DSA signatures are signficantly shorter than RSA ones. DSA signatures are the twice the size of the Q parameter; if you use the OpenSSL defaults, Q is 160 bits, so your signatures fit into 320 bits.
If you can switch to a base-64 representation (which only requires upper-and-lower case alphanumerics, the digits and two other symbols) then you will need 53 symbols, which you could do with 11 groups of 5. Not quite the 16 that you wanted, but still within the bounds of being user-enterable.
Actually, it occurs to me that you could halve the number of bits required in the license key. DSA signatures are made up of two numbers, R and S, each the size of Q. However, the R values can all be pre-computed by the signer (you) - the only requirement is that you never re-use them. So this means that you could precalculate a whole table of R values - say 1 million of them (taking up 20MB) - and distribute these as part of the application. Now when you create a license key, you pick the next un-used R value, and generate the S value. The license key itself only contains the index of the R value (needing only 20 bits) and the complete S value (160 bits).
And if you're getting close to selling a million copies of the app - a nice problem to have - just create a new version with a new R table.
Did you consider using some existing protection + key generation scheme? I know that EXECryptor (I am not advertising it at all, this is just some info I remember) offers strong protection whcih together with complimentatary product of the same guys, StrongKey (if memory serves) offers short keys and protection against cracking. Armadillo is another product name that comes to my mind, though I don't know what level of protection they offer now. But they also had short keys earlier.
In general, cryptographically strong short keys are based on some aspects of ECC (elliptic curve cryptography). Large part of ECC is patented, and in overall ECC is hard to implement right and so industry solution is a preferred way to go.

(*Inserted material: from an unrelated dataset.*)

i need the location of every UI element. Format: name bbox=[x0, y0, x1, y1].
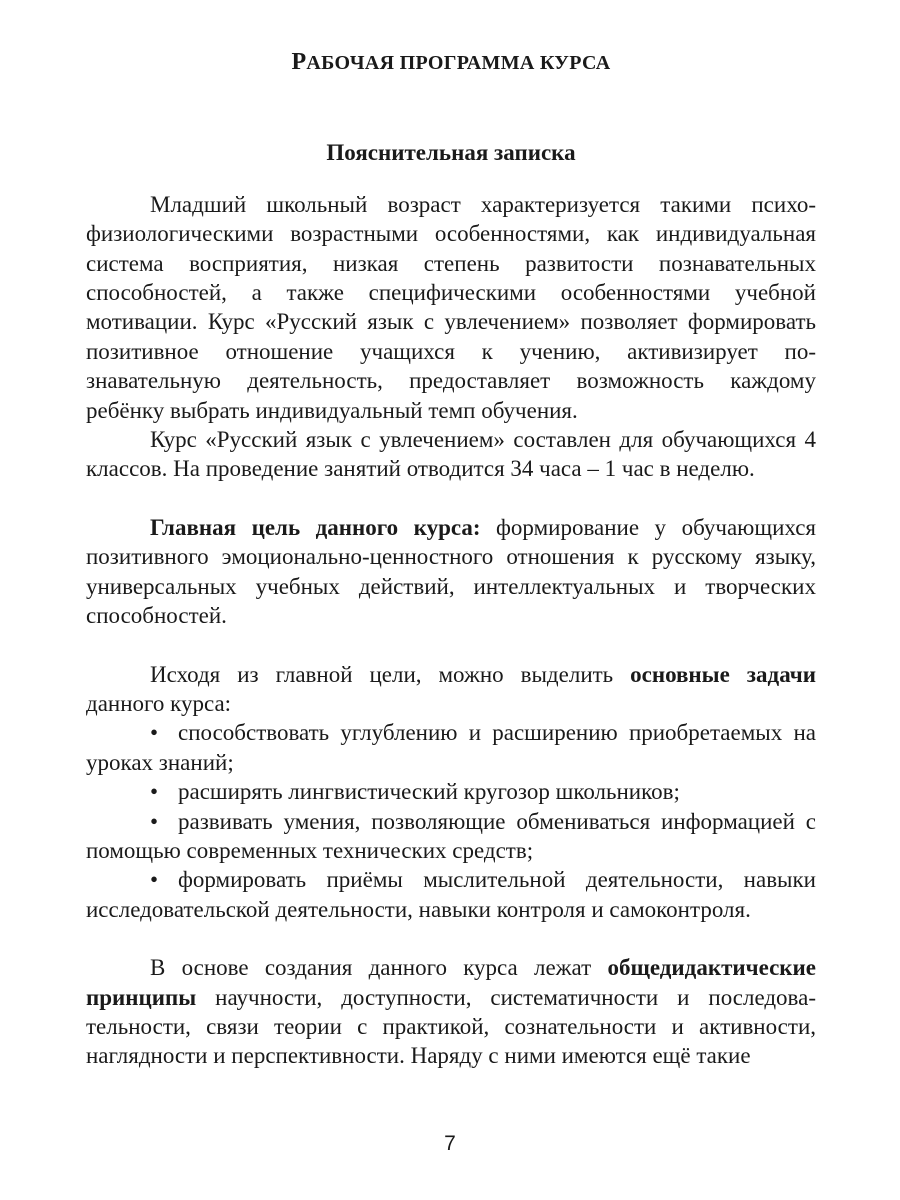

Of course, if you don't need strong keys, you can go with just a hash of "secret word" (salt) + user name, and verify them in the application, but this is crackable in minutes.
Why use public key crypto? It gives you the advantage that nobody can reverse-engineer the executable to create a key generator, but key generators are a somewhat secondary risk compared to patching the executable to skip the check, which is generally much easier for an attacker, even with well-obfuscated executables.
Eugene's suggestion of using ECC is a good one - ECC keys are much shorter than RSA or DSA for a given security level.
However, 16 characters in base 32 is still only 5*16=80 bits, which is low enough that brute-forcing for valid keys might be practical, regardless of what algorithm you use.